Les biosolutions ne réagissent cependant pas aussi efficacement que les produits chimiques, car ce sont des produits issus du vivant. « C’est un marché en construction, les produits sont plus difficiles à maîtriser », indique Robin Horriot. « Les produits de biocontrôle ne sont pas encore au stade de l’efficacité, nous devons monter en compétences et en innovation pour que ça puisse fonctionner », complète Jean-Paul Souchal, responsable du marketing des cultures chez Bayer. Les agrochimistes misent gros pour se positionner sur le marché : l’entreprise internationale Corteva Agriscience a investi pour l’acquisition de Stoller, après avoir racheté le groupe espagnol Symborg, spécialiste en biostimulants. De son côté, le groupe Bayer vient d’investir 6 M€ dans une nouvelle usine de conditionnement dédiée aux produits de biocontrôle au sein de son usine de Marle, dans l’Aisne, afin de la transformer en concentrateur européen des biosolutions. Syngenta a investi dans Bionema, une entreprise spécialisée dans le biocontrôle. « Les biosolutions, qui incluent les biocontrôles et les biostimulants, sont l’un des 5 axes de développement de Syngenta pour accompagner les agriculteurs dans la transition agroécologique », déclare Xavier Thévenot, directeur de l’Innovation et de la durabilité chez Syngenta. Ces nombreux investissements visent à être rentables dans les prochaines années.

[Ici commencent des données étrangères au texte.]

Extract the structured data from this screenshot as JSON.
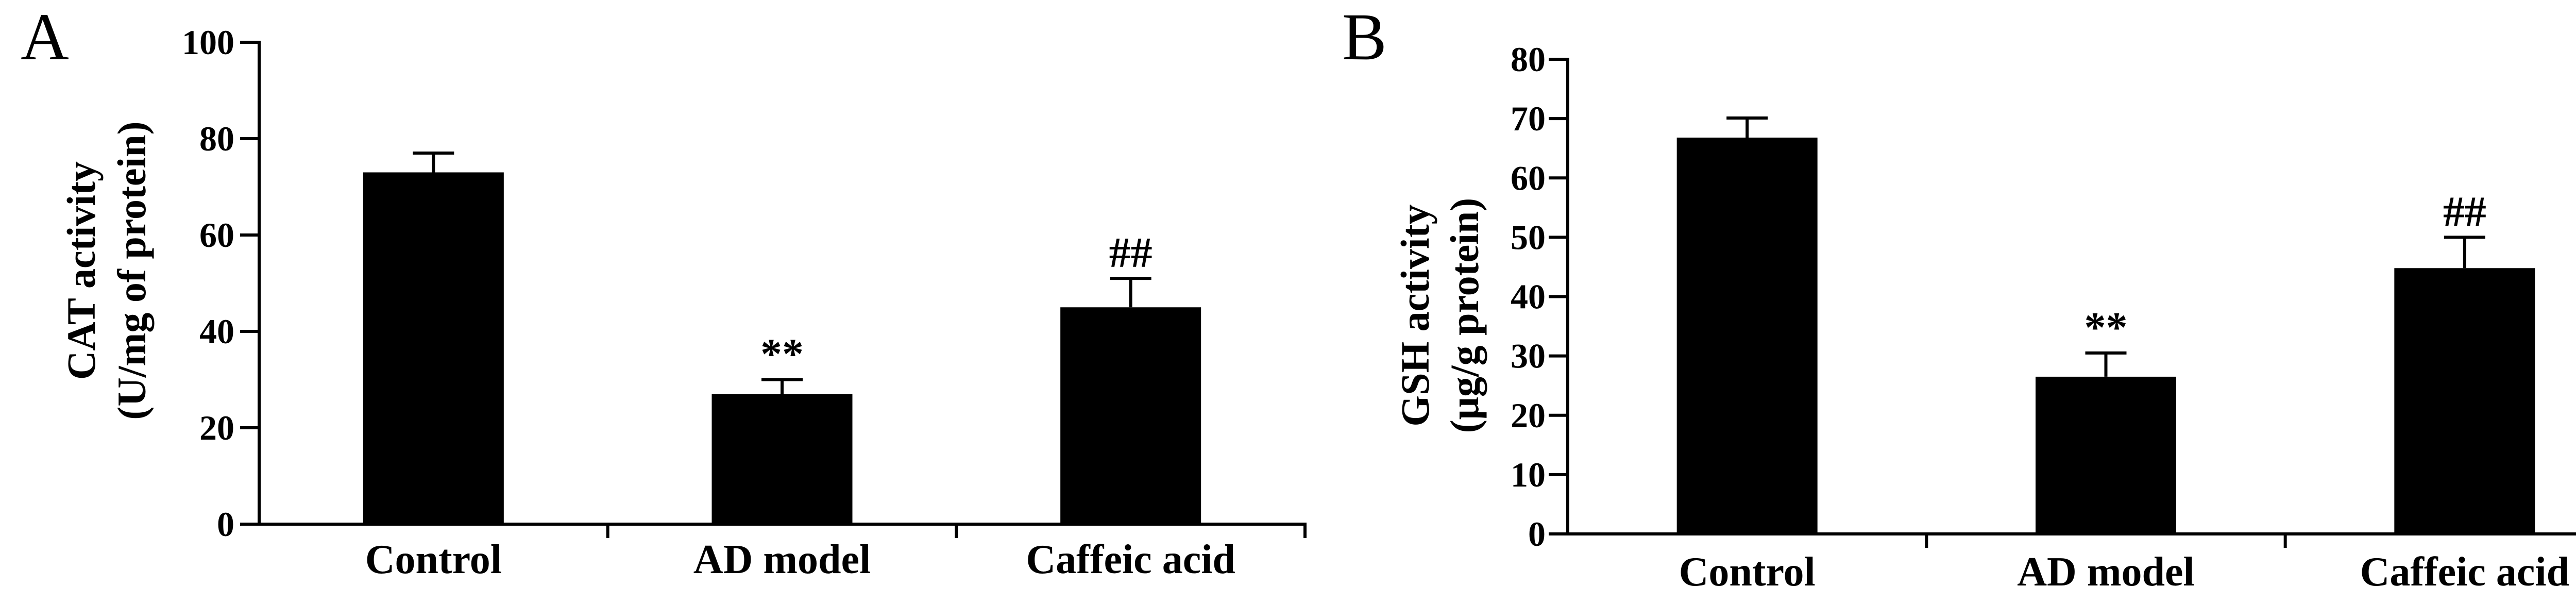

Pour Corteva, ce deuxième rachat en 2022 répond à une ambition : « l’objectif affiché est qu’à horizon 2030, ces 3 familles (Biologicals, Stoller et Symborg) réalisent 30 % de son chiffre d’affaires total », précise Robin Horriot dans son étude.

*Unigrains est la société d’investissement de la filière céréalière.

Point de vue de Jean-Paul Souchal, responsable du marketing des cultures chez Bayer

« Les biosolutions (biocontrôles et biostimulants) sont un pilier dans notre palette de solutions et nous avons de fortes ambitions de développement, notamment au vu des nouvelles orientations politiques et règlementaires. Bayer a mis en place une démarche d’open innovation, en travaillant avec plusieurs acteurs : des universitaires, des start-up et des laboratoires. Notre partenariat avec Ginkgo Bioworks, spécialisé dans la recherche et le développement des solutions microbiennes, reflète cette idée de maximiser les compétences scientifiques, en termes d’industrialisation, afin de proposer plusieurs solutions dans un secteur qui a vocation à se développer. Nous ne sommes pas pour autant dans une stratégie de remplacement total des produits chimiques par des produits de biosolutions ou de biocontrôle. Nous savons qu’on ne pourra pas se passer de produits chimiques du jour au lendemain ; nous réduisons leur usage en les combinant aux biosolutions, comme une transition et par complémentarité. Nous allons jouer sur les autres composantes, en travaillant avec les semences, le digital farming etc… Le but est de montrer ce qu’ils peuvent s’apporter mutuellement ».